Julian Alvarez hatte gute Laune und lächelte freundlich. Gerade hatten seine Argentinier bei der WM im zweiten Spiel dank eines Doppelpacks von Lionel Messi gegen Österreich 2:0 gewonnen, der Stürmer selbst durfte nach seiner Einwechslung eine halbe Stunde lang mitspielen. Er stellte sich in der Mixed Zone den Fragen von ESPN, von denen am Ende nur eine in Erinnerung bleiben sollte – wegen der Antwort, die der Stürmer von Atletico Madrid gab. "Was wird Ihrer Meinung nach passieren?", fragte der Reporter und spielte auf das Interesse anderer Klubs am 26-Jährigen an, der gerade seine zweite Saison für die Colchoneros hinter sich gebracht hatte. "Ich denke, das Beste für alle ist ein Transfer. Ich will mir meinen Traum erfüllen", entgegnete Alvarez, kniff die Lippen zusammen und verschwand.
Es war der erste Akt in einem Transferdrama, das sich in den folgenden zwei Monaten abspielte – und bei dem am Dienstag ohne Happy End der Vorhang fiel. Julian Alvarez konnte sich seinen Traum nicht erfüllen, denn er spielt weiterhin für Atletico. Bereits vor der WM hatte Real Madrids Präsident Florentino Perez ein Angebot in Höhe von 150 Millionen Euro für ihn abgegeben, das dann aber – inklusive unschöner Nebengeräusche – sofort von den Colchoneros abgelehnt wurde. Damit konnte Alvarez gut leben, denn er wollte ohnehin viel lieber zum FC Barcelona. Und der FC Barcelona wollte ihn.
Doch auch die Katalanen hatten mit ihren Bemühungen keinen Erfolg, weil Atletico zunächst auf den bis 2030 laufenden Vertrag und die fixe Ablösesumme in Höhe von 500 Millionen Euro verwies, die gezahlt werden müsse, um Alvarez zu bekommen. Barca verließ sich darauf, dass Alvarez selbst nach der WM Druck aufbauen wird, um den Transfer zu einem deutlich günstigeren Tarif durchzusetzen, doch die Rojiblancos antworteten höchst verärgert: "Wir werden unter keinen Umständen mit Barcelona verhandeln. Wir sind angewidert von den Täuschungen und ihrer fehlenden Moral", erklärte Atletico-CEO Miguel Angel Gil Marin in der vergangenen Woche.

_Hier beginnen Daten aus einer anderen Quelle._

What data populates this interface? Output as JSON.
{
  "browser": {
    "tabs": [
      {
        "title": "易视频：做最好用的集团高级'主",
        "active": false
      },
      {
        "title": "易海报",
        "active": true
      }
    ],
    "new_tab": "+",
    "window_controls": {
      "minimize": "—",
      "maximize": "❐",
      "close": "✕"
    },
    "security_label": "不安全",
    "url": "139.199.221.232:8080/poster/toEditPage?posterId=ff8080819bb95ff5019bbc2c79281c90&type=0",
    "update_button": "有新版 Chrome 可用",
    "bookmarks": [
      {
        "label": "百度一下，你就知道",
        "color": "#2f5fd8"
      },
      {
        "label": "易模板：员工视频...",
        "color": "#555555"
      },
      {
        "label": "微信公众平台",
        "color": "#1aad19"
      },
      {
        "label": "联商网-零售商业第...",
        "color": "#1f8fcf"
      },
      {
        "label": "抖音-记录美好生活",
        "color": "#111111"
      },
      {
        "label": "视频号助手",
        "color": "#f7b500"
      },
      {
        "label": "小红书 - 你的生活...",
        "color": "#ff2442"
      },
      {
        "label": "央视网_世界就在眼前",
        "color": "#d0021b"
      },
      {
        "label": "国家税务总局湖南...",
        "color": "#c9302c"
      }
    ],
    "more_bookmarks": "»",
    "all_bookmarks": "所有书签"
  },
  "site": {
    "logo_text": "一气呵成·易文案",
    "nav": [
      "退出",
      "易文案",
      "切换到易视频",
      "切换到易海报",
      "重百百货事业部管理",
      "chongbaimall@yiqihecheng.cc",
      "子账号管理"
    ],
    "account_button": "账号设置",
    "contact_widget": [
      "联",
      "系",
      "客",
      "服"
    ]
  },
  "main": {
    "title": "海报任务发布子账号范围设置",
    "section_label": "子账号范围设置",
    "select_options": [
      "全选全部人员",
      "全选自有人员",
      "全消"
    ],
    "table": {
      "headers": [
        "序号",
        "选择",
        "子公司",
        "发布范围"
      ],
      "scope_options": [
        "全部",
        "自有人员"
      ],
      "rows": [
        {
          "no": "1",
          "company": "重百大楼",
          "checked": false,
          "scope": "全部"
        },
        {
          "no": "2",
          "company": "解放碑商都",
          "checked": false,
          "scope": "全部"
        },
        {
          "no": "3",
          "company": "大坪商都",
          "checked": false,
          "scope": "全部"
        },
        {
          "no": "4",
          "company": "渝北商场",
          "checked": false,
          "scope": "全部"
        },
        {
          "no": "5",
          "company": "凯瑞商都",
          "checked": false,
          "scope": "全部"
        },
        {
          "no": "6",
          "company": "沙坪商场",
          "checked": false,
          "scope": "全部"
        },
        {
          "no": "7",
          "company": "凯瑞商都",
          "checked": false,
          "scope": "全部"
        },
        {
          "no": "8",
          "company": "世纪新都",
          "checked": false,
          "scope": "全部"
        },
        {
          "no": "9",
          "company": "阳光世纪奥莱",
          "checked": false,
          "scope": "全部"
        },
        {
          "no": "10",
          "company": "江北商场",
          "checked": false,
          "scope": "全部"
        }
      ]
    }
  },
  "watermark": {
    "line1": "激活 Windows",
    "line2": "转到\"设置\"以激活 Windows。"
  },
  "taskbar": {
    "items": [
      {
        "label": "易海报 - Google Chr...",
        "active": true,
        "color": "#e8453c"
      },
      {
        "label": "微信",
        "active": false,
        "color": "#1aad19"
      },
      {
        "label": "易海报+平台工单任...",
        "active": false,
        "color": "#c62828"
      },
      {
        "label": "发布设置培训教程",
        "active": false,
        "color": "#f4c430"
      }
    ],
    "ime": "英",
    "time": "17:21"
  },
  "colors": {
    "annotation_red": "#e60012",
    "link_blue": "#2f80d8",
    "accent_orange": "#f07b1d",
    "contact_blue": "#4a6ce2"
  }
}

Damit zeichnete sich das offene Ende in diesem Drama bereits Tage vor dem Ende der Transferperiode ab. Barca verfolgte schließlich einen Plan B und besorgte sich mit Gabriel Jesus von Arsenal einen anderen Stürmer. Der Nicht-Wechsel beschäftigte nicht nur Fußball-Spanien, sondern auch die Barca-Spieler: "Julian ist ein toller Spieler, ein toller Neuner – einer der Besten der Welt", lobte Dani Olmo am Mittwoch. "Ich verstehe das einfach nicht: Wir haben doch alle Träume, Julian hat das klargemacht. Er hat um den Transfer gekämpft, aber am Ende war das nicht möglich", ergänzte er.
Transferdrama um Julian Alvarez könnte im Winter fortgesetzt werden
"Das Leben geht weiter", meinte Olmo noch – doch die Frage ist, wie. Denn die Atletico-Fans haben mit ihren Pfiffen gegen Julian Alvarez nach dessen Einwechslung im zweiten Saisonspiel deutlich gemacht, dass ihnen das WM-Interview überhaupt nicht gefallen hat. Ob sie dem Argentinier verzeihen und ihn wieder ins Herz schließen, ist fraglich.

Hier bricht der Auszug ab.